2) The SSA-1099 letter you should be receiving in January 2022, indicating the total amount you paid for your 2021 Medicare Part B premium.

 

Please Note:

         

         1.  If your spouse or significant other is 1) Medicare eligible, and 2) a city retiree who has his/her own medical coverage, he/she must fill out and sign a separate application and send it along with the proper                              documents.            

         2. If your spouse or significant other is 1) Medicare eligible, and 2) is your dependent, complete the Eligible Dependent Information section of the application (one application for both of you) and send it along with yours as well as your spouse’s or significant other’s proper documents.

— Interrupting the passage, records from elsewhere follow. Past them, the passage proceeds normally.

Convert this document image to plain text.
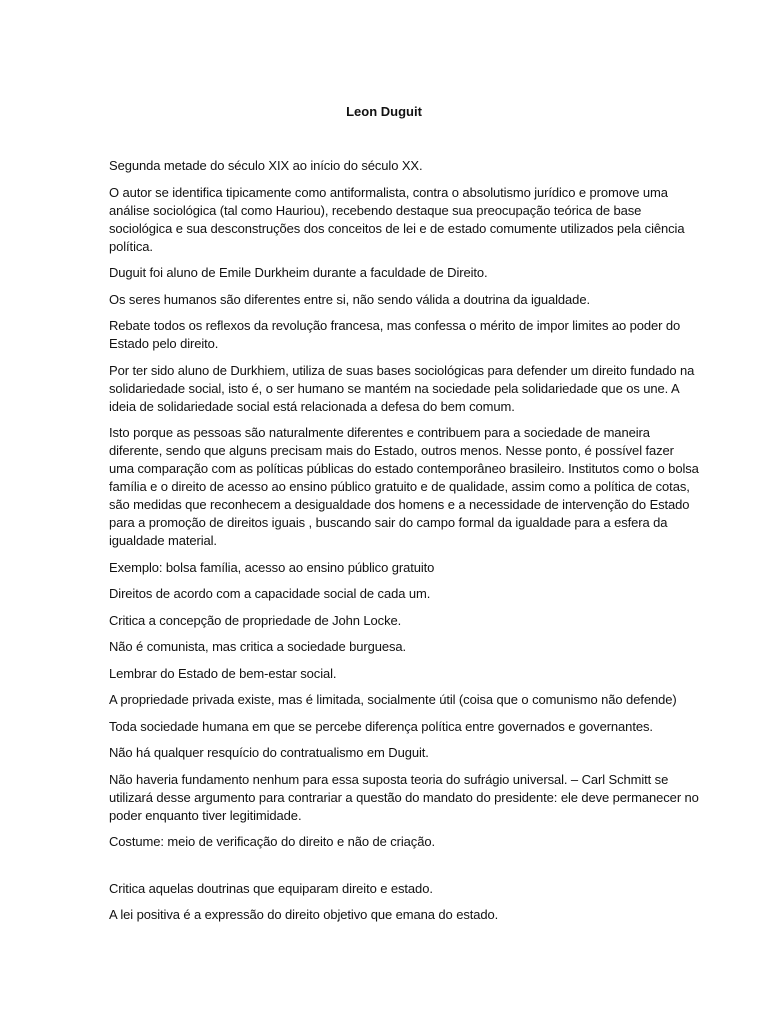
Leon Duguit

Segunda metade do século XIX ao início do século XX.

O autor se identifica tipicamente como antiformalista, contra o absolutismo jurídico e promove uma análise sociológica (tal como Hauriou), recebendo destaque sua preocupação teórica de base sociológica e sua desconstruções dos conceitos de lei e de estado comumente utilizados pela ciência política.

Duguit foi aluno de Emile Durkheim durante a faculdade de Direito.

Os seres humanos são diferentes entre si, não sendo válida a doutrina da igualdade.

Rebate todos os reflexos da revolução francesa, mas confessa o mérito de impor limites ao poder do Estado pelo direito.

Por ter sido aluno de Durkhiem, utiliza de suas bases sociológicas para defender um direito fundado na solidariedade social, isto é, o ser humano se mantém na sociedade pela solidariedade que os une. A ideia de solidariedade social está relacionada a defesa do bem comum.

Isto porque as pessoas são naturalmente diferentes e contribuem para a sociedade de maneira diferente, sendo que alguns precisam mais do Estado, outros menos. Nesse ponto, é possível fazer uma comparação com as políticas públicas do estado contemporâneo brasileiro. Institutos como o bolsa família e o direito de acesso ao ensino público gratuito e de qualidade, assim como a política de cotas, são medidas que reconhecem a desigualdade dos homens e a necessidade de intervenção do Estado para a promoção de direitos iguais , buscando sair do campo formal da igualdade para a esfera da igualdade material.

Exemplo: bolsa família, acesso ao ensino público gratuito

Direitos de acordo com a capacidade social de cada um.

Critica a concepção de propriedade de John Locke.

Não é comunista, mas critica a sociedade burguesa.

Lembrar do Estado de bem-estar social.

A propriedade privada existe, mas é limitada, socialmente útil (coisa que o comunismo não defende)

Toda sociedade humana em que se percebe diferença política entre governados e governantes.

Não há qualquer resquício do contratualismo em Duguit.

Não haveria fundamento nenhum para essa suposta teoria do sufrágio universal. – Carl Schmitt se utilizará desse argumento para contrariar a questão do mandato do presidente: ele deve permanecer no poder enquanto tiver legitimidade.

Costume: meio de verificação do direito e não de criação.

Critica aquelas doutrinas que equiparam direito e estado.

A lei positiva é a expressão do direito objetivo que emana do estado.
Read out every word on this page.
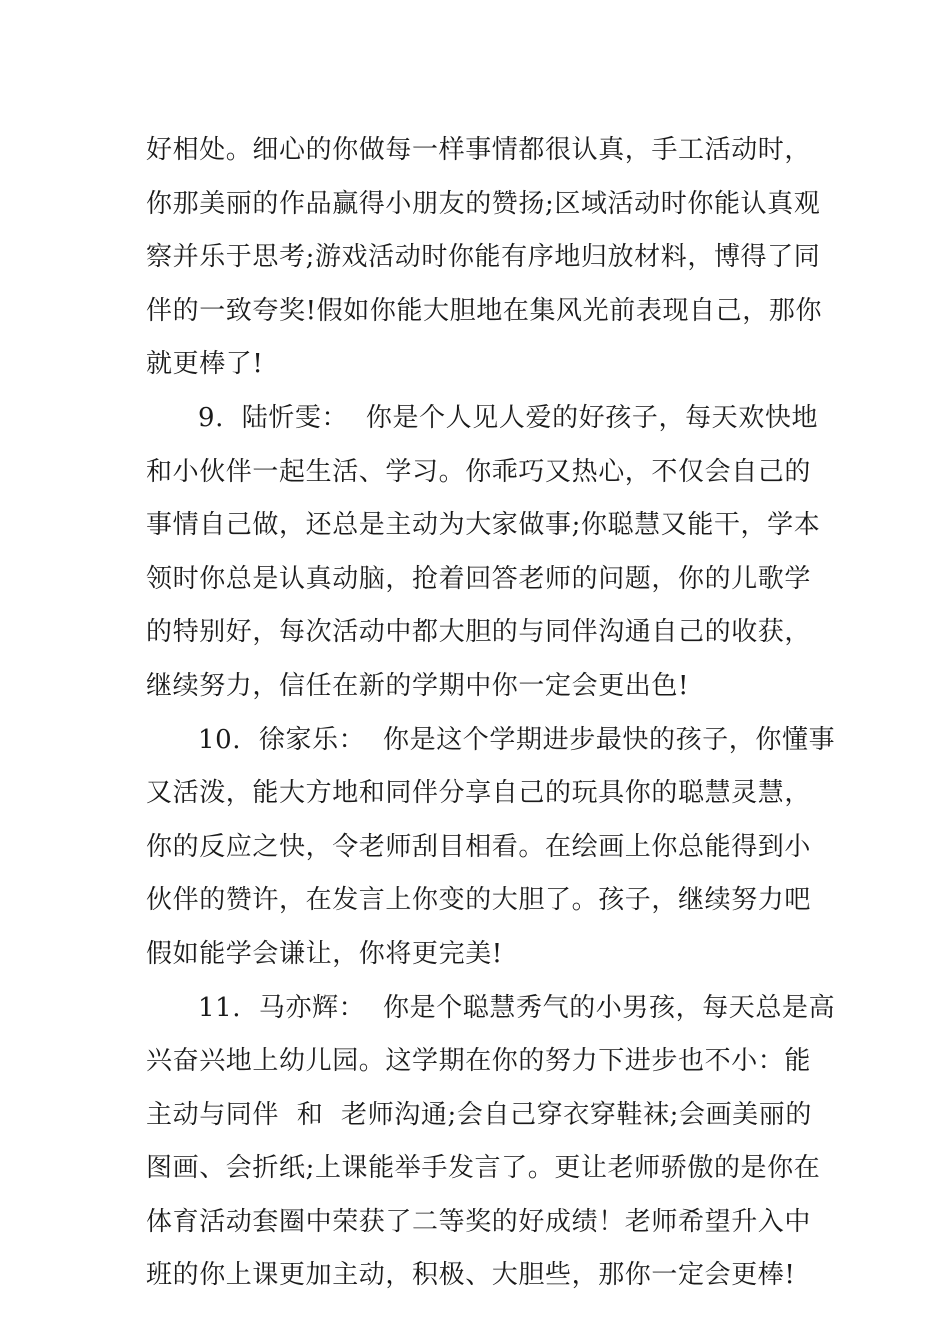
好相处。细心的你做每一样事情都很认真，手工活动时，
你那美丽的作品赢得小朋友的赞扬;区域活动时你能认真观
察并乐于思考;游戏活动时你能有序地归放材料，博得了同
伴的一致夸奖!假如你能大胆地在集风光前表现自己，那你
就更棒了!
9.  陆忻雯：  你是个人见人爱的好孩子，每天欢快地
和小伙伴一起生活、学习。你乖巧又热心，不仅会自己的
事情自己做，还总是主动为大家做事;你聪慧又能干，学本
领时你总是认真动脑，抢着回答老师的问题，你的儿歌学
的特别好，每次活动中都大胆的与同伴沟通自己的收获，
继续努力，信任在新的学期中你一定会更出色!
10.  徐家乐：  你是这个学期进步最快的孩子，你懂事
又活泼，能大方地和同伴分享自己的玩具你的聪慧灵慧，
你的反应之快，令老师刮目相看。在绘画上你总能得到小
伙伴的赞许，在发言上你变的大胆了。孩子，继续努力吧
假如能学会谦让，你将更完美!
11.  马亦辉：  你是个聪慧秀气的小男孩，每天总是高
兴奋兴地上幼儿园。这学期在你的努力下进步也不小：能
主动与同伴  和  老师沟通;会自己穿衣穿鞋袜;会画美丽的
图画、会折纸;上课能举手发言了。更让老师骄傲的是你在
体育活动套圈中荣获了二等奖的好成绩！老师希望升入中
班的你上课更加主动，积极、大胆些，那你一定会更棒!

         3. If you or your Medicare-eligible spouse are not yet receiving Social Security, you will not receive a 1099 form. Instead, you will have to send a copy of each month’s SSA billing statement for Medicare Part B and proof of payment for the IRMAA premium (copy of check, credit card statement, or bank statement). If you are providing a credit card or bank information black out the account information before submitting the information.

 

Where Should I Send the Completed IRMAA Application & Documents?

 

Send your completed application to the CSA Welfare Fund, 40 Rector St, 12th Floor, New York, NY 10006. The Fund will check your application to determine that you submitted the correct documents. They also will scan your documents (in case the city loses your submission) to their archives, and, log and submit them to OLR.   

 

When Will I Receive My IRMAA Reimbursement?

 

If things are the same as last year, you should receive it in October 2022

 

Reminders:

1) Do not send original documents. Only copies.

2) Make a copy of your submission(s) and put it in a safe place.  

 2. Question of the Month

              Q.  Is a Medicare-eligible member covered for emergency ambulance service to the hospital?

              A. Medicare plus the secondary insurance overs ground ambulance transportation when you need to be transported to a hospital, critical access hospital, or skilled nursing facility for medically necessary services, and transportation in any other vehicle could endanger your health.